Ono (小野市, Ono-shi) is a city located in Hyōgo Prefecture, Japan. As of 30 April 2022, the city had an estimated population of 47,609 in 20483 households and a population density of 510 persons per km². The total area of the city is 92.94 sqkm.

== Geography ==
Ono is located almost in the center of the Harima Plain, on the bank of the Kakogawa River.

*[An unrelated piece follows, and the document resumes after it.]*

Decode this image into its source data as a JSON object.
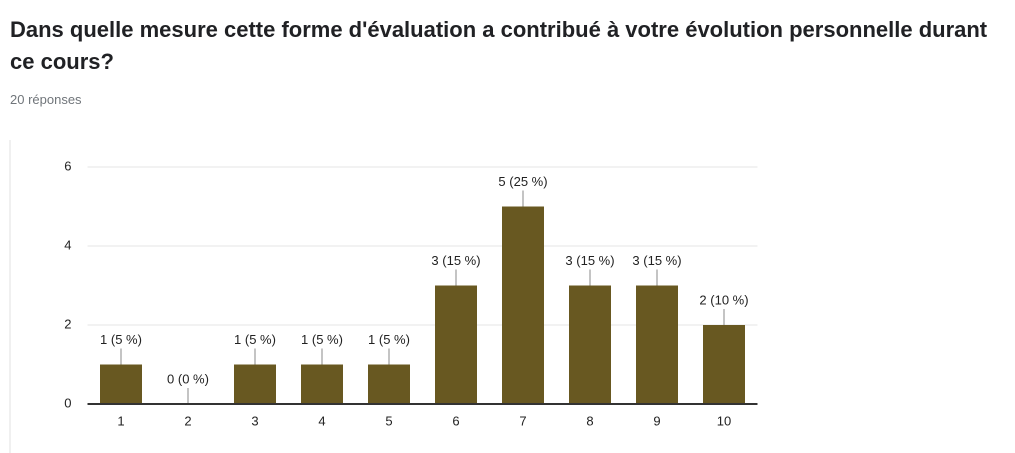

=== Neighbouring municipalities ===
Hyōgo Prefecture
- Kakogawa
- Kasai
- Katō
- Miki

===Climate===
Ono has a Humid subtropical climate (Köppen Cfa) characterized by warm summers and cool winters with light to no snowfall. The average annual temperature in Ono is 14.7 °C. The average annual rainfall is 1462 mm with September as the wettest month. The temperatures are highest on average in August, at around 26.4 °C, and lowest in January, at around 3.5 °C.

==Demographics==
Per Japanese census data, the population of Ono has grown relatively steady over the past 60 years.

==History==
The area of the modern city of Ono was within ancient Harima Province. The village of Ono was established within Katō District with the creation of the modern municipalities system on April 1, 1889. Ono was elevated to town status on May 1, 1915. On December 1, 1954 Ono merged with the neighboring villages of Kawai, Kishi, Ichiba, Obe, and Shimo-Hojo to form the city of Ono.

==Government==
Ono has a mayor-council form of government with a directly elected mayor and a unicameral city council of 16 members. Ono contributes one member to the Hyogo Prefectural Assembly. In terms of national politics, the city is part of Hyōgo 4th district of the lower house of the Diet of Japan.

==Economy==
The economy of Ono is centered around agriculture and light manufacturing. The city is noted as one of the largest producers of abacus in Japan, with over 70% market share. An official report puts the value of shipments at 1.25 million US dollars per year. In 1976, it was designated as a traditional craft by the Minister of Economy, Trade and Industry as "Banshu Soroban". Agriculture is centered on "Yamada Nishiki" brand rice.

==Education==
Ono has eight public elementary schools and four public middle schools operated by the city government and two public high school operated by the Hyōgo Prefectural Department of Education. The prefecture also operates one special education school for the handicapped.

==Transportation==
===Railway===
 JR West - Kakogawa Line
- - - - -
 Kobe Electric Railway
- - - - -
 Hōjō Railway Company – Hōjō Line

===Highway===
- San'yō Expressway Miki-Ono IC

==Sister cities==
- USA Lindsay, California, United States, since February 1973

==Local attractions==
- Jōdo-ji - Jōdodō completed in 1194 is a National Treasure of Japan.